- onlinematrimonyin
- Jan 11, 2022
- 3 min read
All of us reach adulthood with certain beliefs about marriage. Many of us have witnessed happy marriages. Some have been blessed with happy marriages, while others are not so fortunate. Even if marital role models haven’t been healthy and happy marriages, we don’t have to live in an unhappy marriage matrimony.
Marriages can be hard, and sometimes even challenging. It's not possible to have a "Leave the matter to Beaver" or "Father knows better" marriage. Those were marriages that existed in a different era, if any. The marriage of today has many more moving parts that the relationships of the 40s-50s and 60s. These examples are not the real story of simpler times, so it would be unfair for our marriage to view them as such.
In today's world, marriages can be pulled apart by many things. You can have separate careers, blended families and different child rearing methods, as well as financial problems. These issues can all cause marital discord. In the current culture, it can seem difficult to have a happy marriage. To have a lasting, happy marriage, both spouses have to be committed to each other. I am not a counselor for marriage. These are my three tips based on more than 30 years of marriage with the same amazing man.

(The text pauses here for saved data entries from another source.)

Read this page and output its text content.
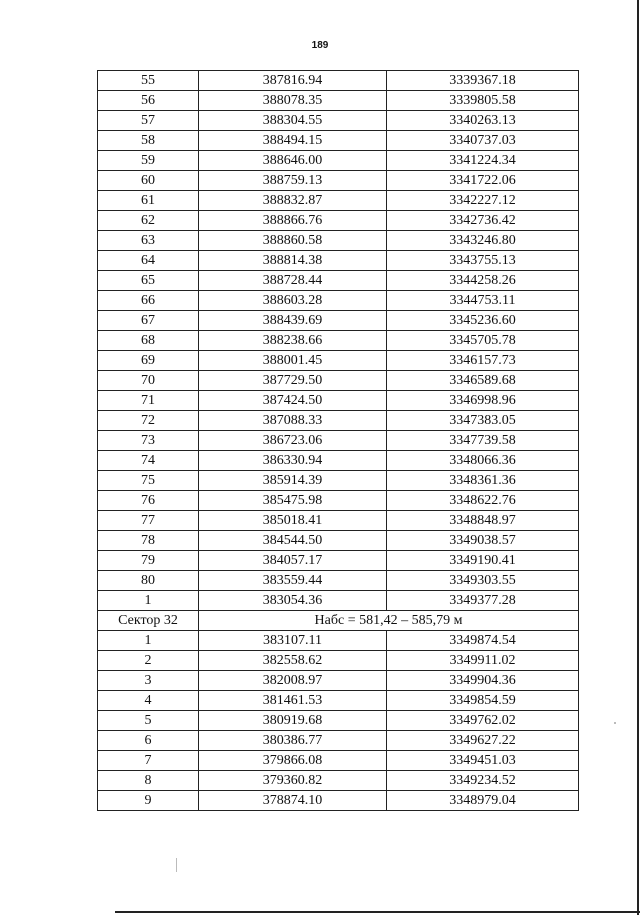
189
55	387816.94	3339367.18
56	388078.35	3339805.58
57	388304.55	3340263.13
58	388494.15	3340737.03
59	388646.00	3341224.34
60	388759.13	3341722.06
61	388832.87	3342227.12
62	388866.76	3342736.42
63	388860.58	3343246.80
64	388814.38	3343755.13
65	388728.44	3344258.26
66	388603.28	3344753.11
67	388439.69	3345236.60
68	388238.66	3345705.78
69	388001.45	3346157.73
70	387729.50	3346589.68
71	387424.50	3346998.96
72	387088.33	3347383.05
73	386723.06	3347739.58
74	386330.94	3348066.36
75	385914.39	3348361.36
76	385475.98	3348622.76
77	385018.41	3348848.97
78	384544.50	3349038.57
79	384057.17	3349190.41
80	383559.44	3349303.55
1	383054.36	3349377.28
Сектор 32	Набс = 581,42 – 585,79 м	
1	383107.11	3349874.54
2	382558.62	3349911.02
3	382008.97	3349904.36
4	381461.53	3349854.59
5	380919.68	3349762.02
6	380386.77	3349627.22
7	379866.08	3349451.03
8	379360.82	3349234.52
9	378874.10	3348979.04
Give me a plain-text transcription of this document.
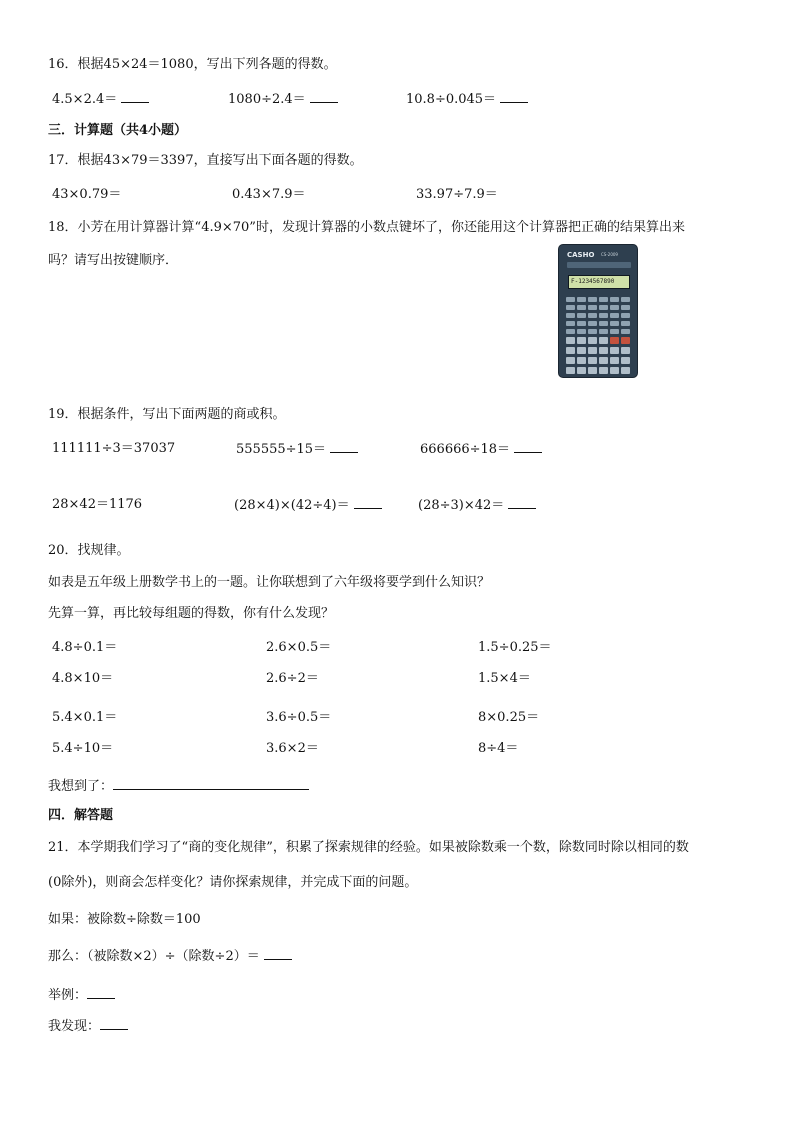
16．根据45×24＝1080，写出下列各题的得数。
4.5×2.4＝	1080÷2.4＝	10.8÷0.045＝
三．计算题（共4小题）
17．根据43×79＝3397，直接写出下面各题的得数。
43×0.79＝	0.43×7.9＝	33.97÷7.9＝
18．小芳在用计算器计算“4.9×70”时，发现计算器的小数点键坏了，你还能用这个计算器把正确的结果算出来
吗？请写出按键顺序．	CASHO CS-2009
F-1234567890
19．根据条件，写出下面两题的商或积。
111111÷3＝37037	555555÷15＝	666666÷18＝
28×42＝1176	(28×4)×(42÷4)＝	(28÷3)×42＝
20．找规律。
如表是五年级上册数学书上的一题。让你联想到了六年级将要学到什么知识？
先算一算，再比较每组题的得数，你有什么发现？
4.8÷0.1＝	2.6×0.5＝	1.5÷0.25＝
4.8×10＝	2.6÷2＝	1.5×4＝
5.4×0.1＝	3.6÷0.5＝	8×0.25＝
5.4÷10＝	3.6×2＝	8÷4＝
我想到了：
四．解答题
21．本学期我们学习了“商的变化规律”，积累了探索规律的经验。如果被除数乘一个数，除数同时除以相同的数
(0除外)，则商会怎样变化？请你探索规律，并完成下面的问题。
如果：被除数÷除数＝100
那么：（被除数×2）÷（除数÷2）＝
举例：
我发现：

1. It is important to make our partner in marriage the first priority in all of our lives. It's easy to forget this tip and not pay attention to our children or our careers. Many families are mixed. Some parents feel that they have to put their children from the previous marriage at the top. This could be due to guilt or shame over their previous marriage failure. You may feel disconnected from your spouse. It doesn't matter what the reason, it is a recipe that will lead to another failed marriage. Our marriage should be like the sun in our family’s solar system. The children orbit around the sun. Our children will eventually leave our solar system for their own if we're successful parents.
We have often said in our wedding vows that we will love one another and not forsake anyone else. This could mean that there are other people who may want to attract us away from our spouse, or have an affair. This could be a temptation to remain too close to other people, like parents, siblings or friends, careers, and any other things that might compromise our partner's top spot in our lives. My husband and I know someone who is close to his family. She likes to travel and spend time with them, even if it means he's not able to participate in the plans. Their marriage is extremely rocky at the moment. This will likely continue until they decide to make their marriage the #1 priority of their lives.
2. Treat our spouses as we would wish to be treated. The golden rule! It was my experience that I needed to show more love to my spouse if I wanted them to be more loving. I had to first be more loving if I wanted my partner less argumentative. This was a huge breakthrough in our marriage. Amazing things happened when I began to treat him as I would like to be treated. It could have been because I was the first to change.
3. Communication can be the difference between a happy marriage and a broken one. Communication patterns are something that we all establish early in our marriages. We have the freedom to choose what communication pattern we want. My husband is not only my partner, but my best friend. We communicate often throughout the day. We don't communicate only about current events or our children. They are conversations about our feelings about what is happening in the world. Many people are unable to communicate beyond their children. It can be dangerous for a marriage if the children have left the nest.